The state auditor of South Dakota is a constitutional officer in the executive branch of the U.S. state of South Dakota. Twenty-seven individuals have held the office of state auditor since statehood. The incumbent is Rich Sattgast, a Republican.

Powers and duties
The state auditor is the elected watchdog of state government, scrutinizing and approving the disbursement of public funds paid out of the state treasury. The state auditor exercises this constitutional authority by preauditing all claims and vouchers against the state, issuing warrants on the state treasurer, reconciling fund balances, and submitting reports on the state's financial condition to the governor, legislature, and various state agencies.

The state auditor also administers payroll for state employees. This function entails collecting payroll and withheld federal income taxes from state employees, coordinating deposits with the IRS and  Social Security Administration, filing W-2s for state employees, and auditing payroll data maintained by state agencies and over 700 political subdivisions, including counties, cities, school districts, townships, and water districts.
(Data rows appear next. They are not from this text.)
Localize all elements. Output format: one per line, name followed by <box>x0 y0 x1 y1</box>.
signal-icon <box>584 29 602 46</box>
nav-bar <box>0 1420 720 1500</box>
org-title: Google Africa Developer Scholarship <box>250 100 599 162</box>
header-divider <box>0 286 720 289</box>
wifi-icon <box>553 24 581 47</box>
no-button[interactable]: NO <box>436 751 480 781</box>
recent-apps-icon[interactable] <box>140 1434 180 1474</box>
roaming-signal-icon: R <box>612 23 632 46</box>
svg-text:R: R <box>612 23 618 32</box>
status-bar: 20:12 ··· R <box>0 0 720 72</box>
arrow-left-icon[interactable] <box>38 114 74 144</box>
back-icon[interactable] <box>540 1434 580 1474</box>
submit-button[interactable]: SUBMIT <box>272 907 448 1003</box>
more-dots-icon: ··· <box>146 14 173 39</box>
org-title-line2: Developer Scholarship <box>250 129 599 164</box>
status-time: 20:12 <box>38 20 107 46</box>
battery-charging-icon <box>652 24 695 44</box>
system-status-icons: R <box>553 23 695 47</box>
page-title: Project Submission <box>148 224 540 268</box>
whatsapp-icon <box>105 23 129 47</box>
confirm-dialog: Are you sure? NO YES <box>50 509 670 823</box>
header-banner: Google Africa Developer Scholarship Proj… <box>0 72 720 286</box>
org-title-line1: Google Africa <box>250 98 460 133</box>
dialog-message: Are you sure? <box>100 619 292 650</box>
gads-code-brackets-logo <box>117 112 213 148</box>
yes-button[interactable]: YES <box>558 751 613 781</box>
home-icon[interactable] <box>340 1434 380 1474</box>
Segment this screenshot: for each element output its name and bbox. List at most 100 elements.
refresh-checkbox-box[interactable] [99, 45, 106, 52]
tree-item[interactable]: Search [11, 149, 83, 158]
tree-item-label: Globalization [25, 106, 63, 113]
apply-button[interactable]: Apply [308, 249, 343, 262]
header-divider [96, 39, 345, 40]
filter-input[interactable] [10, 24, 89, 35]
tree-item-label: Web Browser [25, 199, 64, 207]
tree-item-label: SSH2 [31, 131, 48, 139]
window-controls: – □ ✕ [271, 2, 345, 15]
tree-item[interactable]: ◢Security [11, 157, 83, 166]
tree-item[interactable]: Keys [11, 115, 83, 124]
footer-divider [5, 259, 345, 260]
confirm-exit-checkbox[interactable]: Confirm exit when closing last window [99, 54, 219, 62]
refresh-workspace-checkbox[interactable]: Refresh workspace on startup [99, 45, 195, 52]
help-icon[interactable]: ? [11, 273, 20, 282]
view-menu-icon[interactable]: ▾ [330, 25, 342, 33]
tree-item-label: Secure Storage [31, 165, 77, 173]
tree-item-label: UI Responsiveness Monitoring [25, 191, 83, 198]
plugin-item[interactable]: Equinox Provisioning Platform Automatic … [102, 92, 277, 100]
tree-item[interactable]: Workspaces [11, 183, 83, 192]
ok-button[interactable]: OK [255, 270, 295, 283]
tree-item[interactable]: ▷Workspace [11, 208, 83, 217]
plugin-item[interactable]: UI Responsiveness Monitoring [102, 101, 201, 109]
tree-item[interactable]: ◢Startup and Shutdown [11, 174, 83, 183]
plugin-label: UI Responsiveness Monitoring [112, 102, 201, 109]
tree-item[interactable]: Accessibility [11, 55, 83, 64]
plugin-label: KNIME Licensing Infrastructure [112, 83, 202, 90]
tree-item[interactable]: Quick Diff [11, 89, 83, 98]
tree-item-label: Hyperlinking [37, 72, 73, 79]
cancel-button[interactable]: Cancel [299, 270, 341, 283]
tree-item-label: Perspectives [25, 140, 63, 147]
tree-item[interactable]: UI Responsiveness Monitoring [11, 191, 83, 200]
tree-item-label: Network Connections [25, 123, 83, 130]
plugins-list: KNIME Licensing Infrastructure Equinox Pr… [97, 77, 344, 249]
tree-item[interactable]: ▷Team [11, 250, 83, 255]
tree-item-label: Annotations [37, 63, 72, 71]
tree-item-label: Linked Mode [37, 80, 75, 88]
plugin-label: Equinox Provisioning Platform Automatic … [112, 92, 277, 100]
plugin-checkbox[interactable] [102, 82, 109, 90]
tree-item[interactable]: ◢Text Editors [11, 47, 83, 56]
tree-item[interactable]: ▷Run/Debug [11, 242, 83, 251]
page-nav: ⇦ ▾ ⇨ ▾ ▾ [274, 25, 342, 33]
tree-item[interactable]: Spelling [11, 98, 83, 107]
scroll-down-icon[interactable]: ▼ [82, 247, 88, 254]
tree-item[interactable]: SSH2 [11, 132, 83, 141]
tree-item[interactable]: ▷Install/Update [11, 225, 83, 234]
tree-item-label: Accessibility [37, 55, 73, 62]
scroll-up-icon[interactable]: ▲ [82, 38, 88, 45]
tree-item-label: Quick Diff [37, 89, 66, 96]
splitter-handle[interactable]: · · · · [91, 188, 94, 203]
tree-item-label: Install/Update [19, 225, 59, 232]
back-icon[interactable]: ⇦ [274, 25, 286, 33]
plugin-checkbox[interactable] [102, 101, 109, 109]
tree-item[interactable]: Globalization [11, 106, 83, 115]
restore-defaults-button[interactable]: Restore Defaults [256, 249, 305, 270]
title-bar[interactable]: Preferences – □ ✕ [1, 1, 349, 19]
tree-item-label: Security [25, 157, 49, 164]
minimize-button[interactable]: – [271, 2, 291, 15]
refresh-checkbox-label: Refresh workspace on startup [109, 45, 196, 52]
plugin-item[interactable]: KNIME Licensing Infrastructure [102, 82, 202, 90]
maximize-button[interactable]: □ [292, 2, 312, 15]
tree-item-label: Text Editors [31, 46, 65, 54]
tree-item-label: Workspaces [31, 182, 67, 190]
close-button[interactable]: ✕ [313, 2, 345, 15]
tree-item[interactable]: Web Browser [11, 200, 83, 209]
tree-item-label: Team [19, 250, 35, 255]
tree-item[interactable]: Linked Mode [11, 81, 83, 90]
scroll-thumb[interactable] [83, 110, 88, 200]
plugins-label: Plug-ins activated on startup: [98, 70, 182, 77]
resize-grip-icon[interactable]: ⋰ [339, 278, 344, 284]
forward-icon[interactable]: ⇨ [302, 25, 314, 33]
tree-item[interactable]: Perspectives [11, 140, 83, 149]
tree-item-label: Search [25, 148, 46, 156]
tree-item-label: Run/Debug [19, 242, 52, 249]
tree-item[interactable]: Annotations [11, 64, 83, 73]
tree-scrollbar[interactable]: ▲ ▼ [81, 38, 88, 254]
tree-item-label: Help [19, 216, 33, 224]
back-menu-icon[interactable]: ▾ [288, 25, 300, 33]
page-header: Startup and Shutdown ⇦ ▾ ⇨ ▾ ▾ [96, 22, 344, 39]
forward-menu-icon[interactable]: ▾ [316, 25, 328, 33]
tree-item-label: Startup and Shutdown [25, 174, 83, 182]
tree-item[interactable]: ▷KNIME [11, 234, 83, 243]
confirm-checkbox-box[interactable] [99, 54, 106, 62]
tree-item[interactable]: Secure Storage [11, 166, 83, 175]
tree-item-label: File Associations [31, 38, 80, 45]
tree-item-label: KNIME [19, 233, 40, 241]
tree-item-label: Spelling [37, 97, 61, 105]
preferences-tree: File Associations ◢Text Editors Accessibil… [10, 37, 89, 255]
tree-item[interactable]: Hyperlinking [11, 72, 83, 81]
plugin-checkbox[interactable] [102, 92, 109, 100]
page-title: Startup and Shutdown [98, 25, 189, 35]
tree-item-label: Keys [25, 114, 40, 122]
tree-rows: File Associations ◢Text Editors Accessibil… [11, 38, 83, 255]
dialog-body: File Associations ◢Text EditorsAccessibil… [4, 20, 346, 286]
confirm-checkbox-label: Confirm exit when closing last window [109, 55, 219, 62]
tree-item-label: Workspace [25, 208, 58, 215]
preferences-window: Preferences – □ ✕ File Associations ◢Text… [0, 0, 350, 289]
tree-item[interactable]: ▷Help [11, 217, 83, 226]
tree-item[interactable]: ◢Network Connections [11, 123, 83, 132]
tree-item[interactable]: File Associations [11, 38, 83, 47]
In South Dakota, the state auditor does not postaudit state agencies or local governments. Financial, compliance, and performance audits of state agencies and local governments are instead the responsibility of the Department of Legislative Audit, which is led by an auditor general appointed by the legislature. Likewise, the state auditor does not maintain the state accounting system, design and enforce internal controls, or prepare the state's financial statements. Rather, these functions rest with the Bureau of Finance and Management, a division of the Department of Executive Management that also prepares and manages the state budget. Both the bureau and department are subject to the governor's direction and supervision.